Por P. Prisciliano Hernández Chávez, CORC.

Pareciera que lo religioso tiene como punto focal a Dios mismo: reconocerlo, darle gracias, proclamar su gloria, pedirle dones, experimentar su amor y su ternura.

Pero puede ser que no sea así. Jesús nos pone sobre aviso sobre aquellos cuya oración consiste en exaltar los propios méritos, como en esta parábola del fariseo y el publicano (Lc 18, 9-14).

Fariseo que da gracias erguido porque no es como los demás. No es hipócrita y falso; es verdad que es recto, cumplidor de la Ley, religioso y piadoso. Por el contrario, el publicano, pecador, socialmente señalado como malo, está en un rincón del templo y no se atreve a levantar su mirada. Solo reconoce su condición de pecador y se abandona a la misericordia de Dios.

La sentencia fascinante de Jesús: el publicano salió justificado y el fariseo no.

No es aceptable al Dios que se ha revelado y sale al encuentro en Jesús, quien tiene la conciencia de sus propios méritos y menosprecia a los demás, débiles y urgidos de misericordia.

Lo importante y esencial en la vida religiosa, no es el narcisismo, la conciencia de la propia excelencia, sino la insondable misericordia de Dios.

Qué triste para un seguidor de Jesús, el pasar la vida condenando a los demás, ayuno de un corazón misericordioso y compasivo, como el Corazón traspasado de nuestro Redentor.

Actualizar el misterio de Cristo en nuestras palabras y en nuestra vida exige el practicar no solo la propia justicia religiosa, sino el amor misericordioso del Señor.

A veces se puede caer en el narcisismo de grupo. De los buenos, de los ortodoxos, de los que defienden la tradición, pero se olvidan de la comunión y de la caridad, necesaria la ortopraxis de la misericordia y la caridad para un cristiano.

La verdadera oración, nos permite reconocer nuestra miseria ante la santidad de Dios.
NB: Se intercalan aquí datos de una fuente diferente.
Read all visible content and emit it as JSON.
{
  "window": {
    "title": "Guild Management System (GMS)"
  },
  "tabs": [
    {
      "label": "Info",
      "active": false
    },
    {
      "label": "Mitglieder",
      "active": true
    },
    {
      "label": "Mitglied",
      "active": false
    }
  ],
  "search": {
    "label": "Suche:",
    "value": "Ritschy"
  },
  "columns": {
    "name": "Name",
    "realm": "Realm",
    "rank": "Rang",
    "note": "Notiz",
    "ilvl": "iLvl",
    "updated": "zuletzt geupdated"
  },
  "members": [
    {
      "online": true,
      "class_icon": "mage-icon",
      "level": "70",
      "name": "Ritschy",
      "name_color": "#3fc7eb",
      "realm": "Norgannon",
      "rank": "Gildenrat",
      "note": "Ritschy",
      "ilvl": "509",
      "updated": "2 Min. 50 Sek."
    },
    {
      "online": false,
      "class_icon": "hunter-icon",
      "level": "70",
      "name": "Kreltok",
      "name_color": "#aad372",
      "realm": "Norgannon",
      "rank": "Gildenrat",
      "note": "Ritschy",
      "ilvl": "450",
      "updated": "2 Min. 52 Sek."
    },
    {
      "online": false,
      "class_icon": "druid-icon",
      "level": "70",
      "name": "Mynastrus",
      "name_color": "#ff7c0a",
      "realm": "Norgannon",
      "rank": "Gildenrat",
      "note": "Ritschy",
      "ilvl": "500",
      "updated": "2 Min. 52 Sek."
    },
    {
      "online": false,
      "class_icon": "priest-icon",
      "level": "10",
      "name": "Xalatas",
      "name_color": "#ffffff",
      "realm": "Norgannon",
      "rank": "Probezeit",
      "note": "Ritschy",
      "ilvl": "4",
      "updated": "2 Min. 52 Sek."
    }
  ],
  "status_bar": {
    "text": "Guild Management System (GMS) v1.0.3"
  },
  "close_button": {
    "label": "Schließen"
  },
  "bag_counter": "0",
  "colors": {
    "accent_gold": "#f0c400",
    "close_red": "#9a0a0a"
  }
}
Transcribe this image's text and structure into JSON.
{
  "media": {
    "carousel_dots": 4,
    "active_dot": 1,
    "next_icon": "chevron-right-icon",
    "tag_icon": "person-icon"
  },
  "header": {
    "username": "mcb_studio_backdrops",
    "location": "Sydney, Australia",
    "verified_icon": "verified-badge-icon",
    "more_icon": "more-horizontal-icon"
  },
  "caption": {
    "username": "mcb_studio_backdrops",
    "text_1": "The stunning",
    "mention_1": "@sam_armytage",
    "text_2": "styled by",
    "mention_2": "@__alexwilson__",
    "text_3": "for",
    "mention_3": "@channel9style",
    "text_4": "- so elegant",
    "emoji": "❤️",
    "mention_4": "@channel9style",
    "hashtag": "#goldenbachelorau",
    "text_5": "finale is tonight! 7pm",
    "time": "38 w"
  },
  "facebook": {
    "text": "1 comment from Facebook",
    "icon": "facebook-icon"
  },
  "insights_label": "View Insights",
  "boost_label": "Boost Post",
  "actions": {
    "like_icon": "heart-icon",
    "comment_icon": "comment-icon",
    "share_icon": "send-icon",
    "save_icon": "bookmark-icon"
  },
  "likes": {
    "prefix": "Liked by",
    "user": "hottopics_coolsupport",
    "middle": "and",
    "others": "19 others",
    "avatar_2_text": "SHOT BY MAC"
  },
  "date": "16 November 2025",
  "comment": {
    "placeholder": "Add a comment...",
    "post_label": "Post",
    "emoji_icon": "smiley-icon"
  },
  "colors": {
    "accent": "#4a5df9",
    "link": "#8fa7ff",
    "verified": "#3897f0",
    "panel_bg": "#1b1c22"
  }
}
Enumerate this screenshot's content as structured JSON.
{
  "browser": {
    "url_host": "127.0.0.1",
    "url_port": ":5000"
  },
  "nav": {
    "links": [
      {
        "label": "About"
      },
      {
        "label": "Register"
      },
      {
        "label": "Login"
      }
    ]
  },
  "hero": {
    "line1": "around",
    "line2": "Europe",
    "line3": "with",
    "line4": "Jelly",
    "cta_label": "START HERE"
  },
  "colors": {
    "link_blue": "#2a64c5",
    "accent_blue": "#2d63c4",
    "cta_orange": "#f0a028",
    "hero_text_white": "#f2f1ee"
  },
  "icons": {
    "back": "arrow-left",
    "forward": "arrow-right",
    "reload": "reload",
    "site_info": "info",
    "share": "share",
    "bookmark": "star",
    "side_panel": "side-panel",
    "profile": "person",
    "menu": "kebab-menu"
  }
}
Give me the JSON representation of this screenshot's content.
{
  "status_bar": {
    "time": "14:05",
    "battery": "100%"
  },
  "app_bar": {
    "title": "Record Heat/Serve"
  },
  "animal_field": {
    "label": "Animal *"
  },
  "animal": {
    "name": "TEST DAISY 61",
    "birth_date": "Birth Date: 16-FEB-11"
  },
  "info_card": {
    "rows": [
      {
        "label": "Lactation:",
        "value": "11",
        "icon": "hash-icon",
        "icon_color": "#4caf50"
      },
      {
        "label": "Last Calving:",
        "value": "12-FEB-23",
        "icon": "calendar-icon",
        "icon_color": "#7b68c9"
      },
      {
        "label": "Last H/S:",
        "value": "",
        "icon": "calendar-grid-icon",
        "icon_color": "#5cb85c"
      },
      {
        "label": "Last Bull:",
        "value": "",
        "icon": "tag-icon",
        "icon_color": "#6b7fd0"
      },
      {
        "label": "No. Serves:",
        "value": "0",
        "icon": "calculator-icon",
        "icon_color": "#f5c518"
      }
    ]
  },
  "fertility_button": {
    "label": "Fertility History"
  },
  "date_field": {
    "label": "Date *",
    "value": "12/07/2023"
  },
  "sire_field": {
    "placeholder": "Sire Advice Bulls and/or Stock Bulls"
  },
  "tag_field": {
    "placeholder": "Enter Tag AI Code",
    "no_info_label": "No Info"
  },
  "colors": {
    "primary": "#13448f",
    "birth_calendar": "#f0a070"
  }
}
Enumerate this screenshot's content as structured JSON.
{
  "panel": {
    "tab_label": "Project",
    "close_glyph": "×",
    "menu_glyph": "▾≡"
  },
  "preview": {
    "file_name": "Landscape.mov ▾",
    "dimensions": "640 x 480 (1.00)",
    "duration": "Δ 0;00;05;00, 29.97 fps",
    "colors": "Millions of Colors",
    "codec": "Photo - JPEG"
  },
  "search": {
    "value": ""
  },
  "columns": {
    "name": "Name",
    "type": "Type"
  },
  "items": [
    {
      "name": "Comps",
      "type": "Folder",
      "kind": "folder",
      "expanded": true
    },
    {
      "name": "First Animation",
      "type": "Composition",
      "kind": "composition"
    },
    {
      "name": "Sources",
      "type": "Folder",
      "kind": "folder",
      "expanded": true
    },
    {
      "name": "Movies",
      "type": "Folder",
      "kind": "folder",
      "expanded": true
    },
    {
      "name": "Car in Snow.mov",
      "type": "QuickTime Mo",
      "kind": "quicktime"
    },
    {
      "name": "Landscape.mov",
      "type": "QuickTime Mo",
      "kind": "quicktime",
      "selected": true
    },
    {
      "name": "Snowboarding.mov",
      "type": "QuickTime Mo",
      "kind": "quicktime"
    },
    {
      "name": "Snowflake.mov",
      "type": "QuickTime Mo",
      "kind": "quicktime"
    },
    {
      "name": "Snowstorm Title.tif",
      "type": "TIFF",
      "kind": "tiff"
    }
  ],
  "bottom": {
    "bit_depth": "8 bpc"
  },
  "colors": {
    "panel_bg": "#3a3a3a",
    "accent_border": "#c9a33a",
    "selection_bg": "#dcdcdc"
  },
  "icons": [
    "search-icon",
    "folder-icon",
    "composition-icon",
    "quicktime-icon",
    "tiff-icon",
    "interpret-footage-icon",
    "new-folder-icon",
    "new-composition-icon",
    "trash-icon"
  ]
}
Cuánto más cerca de Dios, de su Corazón, más cerca de su compasión, de su mirada compasiva y tierna.

Es insostenible ante la presencia de Dios, nuestra presunción de inocencia.

No es posible que no se reconozca siempre y en primer lugar la grandeza y la omnipotencia de Dios; que se experimente su majestad y su gloria; reconocer su bondad y misericordia, en lugar de contemplarse a sí mismo y al propio grupo, o secta.

La verdadera y sincera oración, nos lleva a cantar la grandeza del Señor, como lo hace la Santísima Virgen en su ‘Magníficat’ y a pedirle sus dones; el pseudocristiano fariseo, no pide, porque tiene su propia autosuficiencia y el oropel de su autoreferencia.

La oración no necesita muchas palabras, sino reconocer, desde la profundidad del corazón, como el publicano, ‘Señor, soy un pecador’.

Al final, esta vida soberbia, se diluye en el fracaso. Es el pelagianismo camuflado, de quien piensa que, con sus propias obras, sin la gracia, puede salvarse.

La conciencia de la propia miseria y pequeñez, ante la misericordia y el amor compasivo de Dios, nos lleva a experimentar su presencia. Nos llena de paz interior y de un deseo ardiente de trabajar por los demás, encontrando el hilo conductor de la existencia humana plena de la ternura divina.

Dios es amor y perdón. Participar y experimentar del ser divino, es abrirse al perdón inagotable de Dios y perdonar a los demás, como él nos ha perdonado.